The PALM trial evaluated the safety and efficacy of several experimental treatments for Ebola in the Democratic Republic of Congo.
In August 2018, an Ebola virus disease outbreak was declared in the Democratic Republic of Congo (DRC), the second largest since the initial description of the Zaire strain in 1976. In October 2019, the World Health Organization concluded that the outbreak was still considered to be a Public Health Emergency of International Concern.
Several experimental therapeutics for Ebola have been rising through the stages of development. Results from a randomized, controlled trial evaluating different therapeutics were published in The New England Journal of Medicine. The PALM trial (Pamoja Tulinde Maisha [“Together Save Lives” in the Kiswahili language]) evaluated the safety and efficacy of these treatments in the context of the ongoing Ebola outbreak in the DRC.
In the trial, the combination of standard care plus either the single monoclonal antibody, Mab114, or the triple monoclonal antibody, REGN-EB3, was found to superior to standard care plus the triple chimeric monoclonal antibody ZMapp.
A total of 681 patients were enrolled between November 20, 2018 and August 9, 2019. After August 9, patients were assigned only to the Mab114 and REGN-EB3 treatment groups for the remainder of the trial, after interim analysis showed their superiority to ZMapp and remdesivir with respect to mortality.
All patients received standard care which consisted of correction of hypoglycemia and electrolyte imbalances, intravenous fluids, daily clinical laboratory testing, as well as administration of broad-spectrum antibiotic agents and antimalarial agents.
Participants were randomly assigned in a 1:1:1:1 ratio to the MAb114, REGN-EB3, remdesivir, and ZMapp groups. Since REGN-EB3 was added in a later version of the protocol, data was compared via a ZMapp subgroup of those in the ZMapp group enrolled at or after the time REGN-EB3 was added.

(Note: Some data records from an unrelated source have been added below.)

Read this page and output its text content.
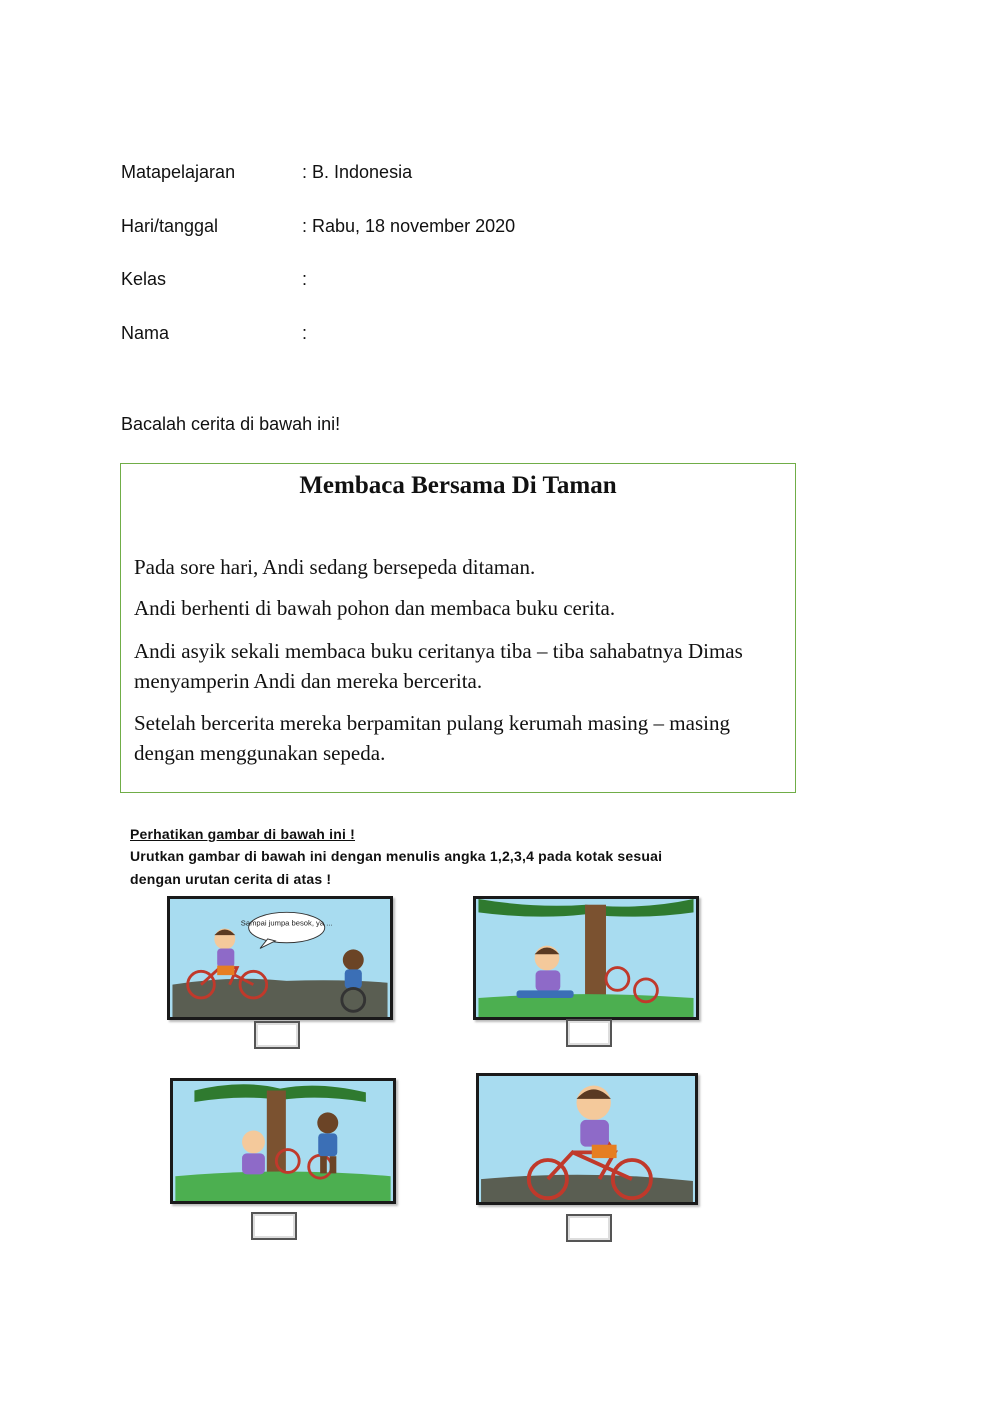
Matapelajaran	: B. Indonesia
Hari/tanggal	: Rabu, 18 november 2020
Kelas	:
Nama	:
Bacalah cerita di bawah ini!
Membaca Bersama Di Taman

Pada sore hari, Andi sedang bersepeda ditaman.

Andi berhenti di bawah pohon dan membaca buku cerita.

Andi asyik sekali membaca buku ceritanya tiba – tiba sahabatnya Dimas menyamperin Andi dan mereka bercerita.

Setelah bercerita mereka berpamitan pulang kerumah masing – masing dengan menggunakan sepeda.

Perhatikan gambar di bawah ini !
Urutkan gambar di bawah ini dengan menulis angka 1,2,3,4 pada kotak sesuai
dengan urutan cerita di atas !
Sampai jumpa besok, ya ...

Patients were assessed for eligibility using a reverse-transcriptase-polymerase-chain reaction assay to detect RNA of the nucleoprotein of Ebola virus. Patients of any age, including pregnant women, were eligible if they had not received other investigational treatment agents (apart from experimental vaccines) within the past 30 days.
Trial-group assignments were made in sequentially numbered envelopes, distributed to trial sites to be opened at time of enrollment. Data were recorded on paper case-report forms that were digitally sorted into electronic patient folders entered into the web-based REDCap database.
The primary end point examined was death at 28 days. At 28 days, death occurred in 61 of 174 (35.1%) patients in the MAb114 group and 52 of 155 (33.5%) patients in the REGN-EB3 group.
In comparison, at the same point, death had occurred in 84 of 169 (49.7%) of patients in the ZMapp group. In the ZMapp subgroup, 79 of 154 (51.3%) patients died.
Lower baseline values for viral load and for serum creatinine and aminotransferase levels correlated with improved survival, as did a shorter duration of symptoms prior to admission.
Because 97% of deaths in the trial occurred within 10 days after enrollment, study authors wrote that the efficacy of MAb114 and REGN-EB3 as compared to ZMapp and remdesivir might be partially attributable to the fact that full treatment courses of the former were administrable in 1 dose, whereas ZMapp and remdesivir required multiple infusions.
Further evidence supporting this observation was found in the fact that patients in the MAb113 and REGN-EB3 groups had faster rates of viral clearance.
Several challenges impeded investigators. Authors reported that the trial took place in a region of the DRC with mistrust of the government and the international response to the Ebola outbreak, an unstable power grid, transportation difficulties, and regional violence.
The trial had to be temporarily halted at 2 locations due to violence directed at them by local community or paramilitary groups suspicious of the facilities.
“This trial showed that it is possible to conduct scientifically rigorous and ethically sound research during an outbreak, even in a conflict zone,” study authors wrote, crediting staff and patients who participated in the trial through challenging circumstances.